Vollstreckungsschutz gibt es nur mit sehr guter Begründung

28. Oktober 2019

Hat ein Mietschuldner eine Räumungspflicht anerkannt und beantragt dennoch Vollstreckungsschutz, berücksichtigt das Gericht nur Gründe, die nach dem Anerkenntnisurteil entstanden sind. (AG Hannover, Beschluss vom 29. März 2019, Az. 711 M 115430/19)

DER FALL
Ein Mieter war auf Räumung und Herausgabe seiner Wohnung verklagt. Er erkannte den Anspruch vor dem Amtsgericht an und wurde im Februar 2019 dementsprechend verurteilt. Der Räumungstermin sollte rund zwei Monate später stattfinden. Im März 2019 beantragte der Mieter aber Vollstreckungsschutz nach § 765a ZPO. Zur Begründung führte er aus, es läge eine sittenwidrige Härte vor: Er sei wegen der Betreuung seiner Mutter familiär belastet, leide außerdem an einer koronaren Herzerkrankung und habe im Jahr 2016 einen Herzinfarkt erlitten.

DIE FOLGEN
Das AG weist den Antrag zurück. Es gibt dem Mieter auf, bei der Räumung nicht persönlich anwesend zu sein und sich außerdem in hausärztliche oder psychiatrische, bei Bedarf stationäre Behandlung zu begeben. Die Gründe, die er vorgebracht hat, genügen nicht, um die Räumung aufzuschieben. Da er die Räumungspflicht anerkannt hat, dürfen nur Härtegründe berücksichtigt werden, die nach dem Anerkenntnisurteil entstanden sind. Aber die Herzerkrankung und die belastende familiäre Situation waren schon in der mündlichen Verhandlung bekannt. Eine besondere Härte liegt auch deshalb nicht vor, weil eine „Berliner Räumung“ ansteht, was nicht mit einem vom Mieter selbst zu organisierenden Umzug vergleichbar ist. Zudem kann die Wohnung auch von einem Bevollmächtigten herausgegeben werden. Die Mutter lebt nicht in der Wohnung und kann durch einen Pflegedienst betreut werden.
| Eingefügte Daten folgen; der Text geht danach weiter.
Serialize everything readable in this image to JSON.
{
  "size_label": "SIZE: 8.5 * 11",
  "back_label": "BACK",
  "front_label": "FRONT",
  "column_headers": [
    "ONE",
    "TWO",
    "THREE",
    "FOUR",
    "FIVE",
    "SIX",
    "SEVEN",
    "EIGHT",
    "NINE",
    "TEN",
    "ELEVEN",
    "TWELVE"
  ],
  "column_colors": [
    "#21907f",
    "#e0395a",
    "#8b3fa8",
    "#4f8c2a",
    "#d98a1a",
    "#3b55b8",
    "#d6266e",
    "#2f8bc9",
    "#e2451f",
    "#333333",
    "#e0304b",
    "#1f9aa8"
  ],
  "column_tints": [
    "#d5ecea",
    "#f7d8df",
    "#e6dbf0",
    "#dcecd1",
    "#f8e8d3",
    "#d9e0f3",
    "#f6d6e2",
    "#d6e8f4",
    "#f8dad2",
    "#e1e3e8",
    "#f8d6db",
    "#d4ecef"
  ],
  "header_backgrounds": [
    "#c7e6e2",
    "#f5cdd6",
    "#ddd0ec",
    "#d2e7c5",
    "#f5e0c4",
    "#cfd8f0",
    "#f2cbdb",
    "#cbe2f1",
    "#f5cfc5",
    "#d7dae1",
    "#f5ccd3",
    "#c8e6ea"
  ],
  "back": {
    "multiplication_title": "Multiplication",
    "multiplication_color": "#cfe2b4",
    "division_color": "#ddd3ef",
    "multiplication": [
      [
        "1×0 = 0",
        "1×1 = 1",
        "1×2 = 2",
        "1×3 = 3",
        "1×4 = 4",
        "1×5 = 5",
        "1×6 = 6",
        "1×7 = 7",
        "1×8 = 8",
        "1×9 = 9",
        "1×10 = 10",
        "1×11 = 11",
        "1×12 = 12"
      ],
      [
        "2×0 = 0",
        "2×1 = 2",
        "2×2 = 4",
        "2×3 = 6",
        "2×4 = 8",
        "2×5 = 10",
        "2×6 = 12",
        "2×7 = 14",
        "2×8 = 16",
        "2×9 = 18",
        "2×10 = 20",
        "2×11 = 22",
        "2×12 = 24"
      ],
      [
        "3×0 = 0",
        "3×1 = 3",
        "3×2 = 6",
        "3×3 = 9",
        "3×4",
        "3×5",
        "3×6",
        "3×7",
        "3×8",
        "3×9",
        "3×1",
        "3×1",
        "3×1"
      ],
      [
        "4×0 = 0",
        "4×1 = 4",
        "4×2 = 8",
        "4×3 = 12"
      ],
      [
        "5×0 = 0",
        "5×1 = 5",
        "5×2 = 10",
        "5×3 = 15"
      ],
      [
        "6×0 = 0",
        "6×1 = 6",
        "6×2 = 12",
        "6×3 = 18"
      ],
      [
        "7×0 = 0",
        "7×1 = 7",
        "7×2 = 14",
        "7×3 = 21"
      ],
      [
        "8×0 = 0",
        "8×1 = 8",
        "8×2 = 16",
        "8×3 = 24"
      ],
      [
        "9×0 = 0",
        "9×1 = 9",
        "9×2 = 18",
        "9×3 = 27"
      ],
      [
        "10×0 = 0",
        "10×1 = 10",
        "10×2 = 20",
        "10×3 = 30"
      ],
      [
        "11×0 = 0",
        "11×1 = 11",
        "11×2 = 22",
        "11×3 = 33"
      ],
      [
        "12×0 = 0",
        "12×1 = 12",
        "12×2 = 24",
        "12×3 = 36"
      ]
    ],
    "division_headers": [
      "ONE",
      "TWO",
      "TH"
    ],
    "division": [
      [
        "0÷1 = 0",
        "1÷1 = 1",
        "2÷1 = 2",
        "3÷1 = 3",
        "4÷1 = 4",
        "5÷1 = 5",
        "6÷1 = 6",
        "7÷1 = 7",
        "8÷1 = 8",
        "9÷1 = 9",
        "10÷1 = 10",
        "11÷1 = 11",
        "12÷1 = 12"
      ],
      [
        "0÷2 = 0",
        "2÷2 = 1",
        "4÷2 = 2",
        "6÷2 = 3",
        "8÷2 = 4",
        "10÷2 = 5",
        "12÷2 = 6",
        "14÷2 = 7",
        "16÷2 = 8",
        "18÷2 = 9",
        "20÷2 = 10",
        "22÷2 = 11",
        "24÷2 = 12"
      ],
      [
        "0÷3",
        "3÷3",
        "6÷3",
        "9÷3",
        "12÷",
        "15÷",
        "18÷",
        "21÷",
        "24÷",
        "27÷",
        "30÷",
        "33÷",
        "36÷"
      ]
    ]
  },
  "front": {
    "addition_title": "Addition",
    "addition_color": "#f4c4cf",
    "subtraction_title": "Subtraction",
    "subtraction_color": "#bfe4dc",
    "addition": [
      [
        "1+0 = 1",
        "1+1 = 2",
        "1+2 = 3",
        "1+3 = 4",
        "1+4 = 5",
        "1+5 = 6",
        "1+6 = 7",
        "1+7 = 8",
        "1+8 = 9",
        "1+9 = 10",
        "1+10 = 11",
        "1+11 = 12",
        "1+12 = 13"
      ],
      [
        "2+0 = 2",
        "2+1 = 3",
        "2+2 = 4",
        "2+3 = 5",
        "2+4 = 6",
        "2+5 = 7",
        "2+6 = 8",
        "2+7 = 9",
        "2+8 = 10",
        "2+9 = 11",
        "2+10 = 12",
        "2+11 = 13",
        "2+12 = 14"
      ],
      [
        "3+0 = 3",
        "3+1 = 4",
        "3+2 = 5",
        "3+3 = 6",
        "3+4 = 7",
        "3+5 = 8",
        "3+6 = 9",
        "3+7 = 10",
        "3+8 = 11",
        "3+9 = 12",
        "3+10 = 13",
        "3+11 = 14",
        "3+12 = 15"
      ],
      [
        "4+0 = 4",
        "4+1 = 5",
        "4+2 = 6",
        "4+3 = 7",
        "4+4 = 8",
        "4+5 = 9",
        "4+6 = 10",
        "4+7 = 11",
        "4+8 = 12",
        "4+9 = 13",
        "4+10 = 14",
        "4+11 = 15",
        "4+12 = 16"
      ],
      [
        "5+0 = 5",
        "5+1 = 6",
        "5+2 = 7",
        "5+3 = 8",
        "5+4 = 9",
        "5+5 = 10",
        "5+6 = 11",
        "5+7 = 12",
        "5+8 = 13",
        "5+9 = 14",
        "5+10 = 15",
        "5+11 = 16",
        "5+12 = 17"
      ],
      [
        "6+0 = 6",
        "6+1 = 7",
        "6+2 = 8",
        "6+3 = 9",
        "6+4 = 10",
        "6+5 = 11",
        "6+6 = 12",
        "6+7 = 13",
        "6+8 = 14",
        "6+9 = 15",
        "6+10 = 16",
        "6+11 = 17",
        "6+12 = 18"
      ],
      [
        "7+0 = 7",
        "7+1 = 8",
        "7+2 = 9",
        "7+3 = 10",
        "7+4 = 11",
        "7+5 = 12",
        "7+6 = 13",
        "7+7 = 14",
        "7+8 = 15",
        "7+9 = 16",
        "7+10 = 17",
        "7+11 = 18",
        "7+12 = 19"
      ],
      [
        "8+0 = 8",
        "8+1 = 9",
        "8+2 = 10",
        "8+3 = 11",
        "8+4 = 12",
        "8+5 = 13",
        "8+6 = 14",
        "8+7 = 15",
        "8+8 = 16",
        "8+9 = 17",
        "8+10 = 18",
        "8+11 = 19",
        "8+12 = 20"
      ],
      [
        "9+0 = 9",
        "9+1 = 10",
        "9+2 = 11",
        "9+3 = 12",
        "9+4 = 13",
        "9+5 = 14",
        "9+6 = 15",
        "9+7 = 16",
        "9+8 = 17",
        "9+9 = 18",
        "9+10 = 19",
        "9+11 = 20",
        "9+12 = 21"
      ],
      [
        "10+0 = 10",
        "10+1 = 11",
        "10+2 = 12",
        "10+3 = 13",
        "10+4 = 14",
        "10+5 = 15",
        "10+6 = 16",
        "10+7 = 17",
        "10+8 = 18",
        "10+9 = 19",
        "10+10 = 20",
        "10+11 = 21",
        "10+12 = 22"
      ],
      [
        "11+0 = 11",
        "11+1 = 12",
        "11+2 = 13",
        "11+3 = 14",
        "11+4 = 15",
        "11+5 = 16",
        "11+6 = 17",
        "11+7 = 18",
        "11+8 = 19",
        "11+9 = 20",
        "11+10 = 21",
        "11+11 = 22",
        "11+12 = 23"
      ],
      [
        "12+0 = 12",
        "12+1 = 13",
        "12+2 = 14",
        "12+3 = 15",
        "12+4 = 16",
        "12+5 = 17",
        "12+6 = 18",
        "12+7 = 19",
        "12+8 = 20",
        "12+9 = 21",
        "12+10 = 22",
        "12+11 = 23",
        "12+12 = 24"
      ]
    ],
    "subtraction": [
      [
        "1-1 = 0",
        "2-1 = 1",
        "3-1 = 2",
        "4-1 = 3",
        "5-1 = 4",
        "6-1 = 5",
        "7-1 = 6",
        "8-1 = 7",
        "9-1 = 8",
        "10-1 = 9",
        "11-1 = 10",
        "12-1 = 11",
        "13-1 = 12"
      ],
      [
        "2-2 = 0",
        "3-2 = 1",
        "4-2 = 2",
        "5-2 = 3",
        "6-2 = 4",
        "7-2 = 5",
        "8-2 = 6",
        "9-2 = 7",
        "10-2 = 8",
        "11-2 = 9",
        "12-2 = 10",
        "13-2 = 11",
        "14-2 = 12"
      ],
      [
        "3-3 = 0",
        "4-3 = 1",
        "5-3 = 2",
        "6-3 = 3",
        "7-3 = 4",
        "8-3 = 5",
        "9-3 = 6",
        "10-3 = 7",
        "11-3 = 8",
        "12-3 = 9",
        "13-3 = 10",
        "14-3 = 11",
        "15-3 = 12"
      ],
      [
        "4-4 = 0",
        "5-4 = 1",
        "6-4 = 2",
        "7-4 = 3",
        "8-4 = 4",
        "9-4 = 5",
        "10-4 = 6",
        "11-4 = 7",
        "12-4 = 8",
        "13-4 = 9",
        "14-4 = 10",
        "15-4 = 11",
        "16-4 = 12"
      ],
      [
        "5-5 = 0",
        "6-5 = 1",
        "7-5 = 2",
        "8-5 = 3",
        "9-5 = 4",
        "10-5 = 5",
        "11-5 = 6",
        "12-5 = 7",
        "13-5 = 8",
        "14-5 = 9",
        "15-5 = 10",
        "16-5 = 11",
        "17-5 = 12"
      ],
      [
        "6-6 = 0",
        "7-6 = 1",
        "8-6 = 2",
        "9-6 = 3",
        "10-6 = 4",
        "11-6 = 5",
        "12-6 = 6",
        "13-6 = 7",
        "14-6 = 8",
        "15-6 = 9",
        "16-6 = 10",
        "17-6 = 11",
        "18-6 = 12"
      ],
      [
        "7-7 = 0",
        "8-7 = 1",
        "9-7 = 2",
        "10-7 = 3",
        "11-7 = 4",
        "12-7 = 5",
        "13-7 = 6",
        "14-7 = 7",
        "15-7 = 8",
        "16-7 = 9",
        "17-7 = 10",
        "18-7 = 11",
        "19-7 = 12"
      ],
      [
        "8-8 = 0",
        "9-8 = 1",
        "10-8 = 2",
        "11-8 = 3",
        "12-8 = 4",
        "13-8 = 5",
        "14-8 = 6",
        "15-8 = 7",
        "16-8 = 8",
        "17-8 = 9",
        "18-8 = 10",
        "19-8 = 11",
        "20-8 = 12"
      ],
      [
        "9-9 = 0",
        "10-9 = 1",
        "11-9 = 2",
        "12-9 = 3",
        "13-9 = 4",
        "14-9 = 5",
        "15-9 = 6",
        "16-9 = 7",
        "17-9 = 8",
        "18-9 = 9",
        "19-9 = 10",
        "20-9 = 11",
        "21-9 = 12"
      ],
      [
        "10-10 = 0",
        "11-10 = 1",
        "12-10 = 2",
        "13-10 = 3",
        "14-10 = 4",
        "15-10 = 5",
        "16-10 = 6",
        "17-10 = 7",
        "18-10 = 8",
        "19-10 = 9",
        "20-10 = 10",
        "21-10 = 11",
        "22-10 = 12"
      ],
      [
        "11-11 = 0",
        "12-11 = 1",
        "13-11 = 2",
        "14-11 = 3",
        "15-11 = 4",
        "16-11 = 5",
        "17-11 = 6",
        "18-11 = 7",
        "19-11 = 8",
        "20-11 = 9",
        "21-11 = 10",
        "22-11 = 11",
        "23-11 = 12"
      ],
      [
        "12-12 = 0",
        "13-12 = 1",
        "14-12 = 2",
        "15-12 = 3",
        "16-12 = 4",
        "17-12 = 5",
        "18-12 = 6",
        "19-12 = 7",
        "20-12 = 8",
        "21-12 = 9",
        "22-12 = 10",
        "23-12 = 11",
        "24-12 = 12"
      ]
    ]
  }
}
Im Übrigen ist es dem Schuldner zuzumuten, vorübergehend in einer öffentlichen Einrichtung zu wohnen und sich von einem Arzt behandeln zu lassen, um Gefahren für seine Gesundheit zu verringern.

WAS IST ZU TUN?
Vollstreckungsschutz nach § 765a BGB wird gewährt, wenn wegen besonderer Härtegründe die Vollstreckung sittenwidrig erscheint. Dann kann eine Räumung aufgeschoben oder – laut Bundesverfassungsgericht nur in absoluten Ausnahmefällen – ganz eingestellt werden. Gerade bei Gesundheits- oder Suizidgefahr müssen das Grundrecht des Mieters auf Leben und körperliche Unversehrtheit einerseits und die Gläubigerinteressen andererseits sorgfältig abgewogen werden. Ein Schuldner muss den Vollstreckungsschutzantrag spätestens zwei Wochen vor dem Räumungstermin stellen. Um relativ schnell und kostengünstig zu räumen, können Vermieter das „Berliner Modell“ wählen. Dabei verbleibt die persönliche Habe des Schuldners zunächst in der Wohnung und wird dort verwahrt. Zu Recht hat hier das AG Hannover entschieden, dass der Schuldner dabei nicht anwesend sein muss, und ihm die Auflage erteilt, sich ambulant oder stationär behandeln zu lassen.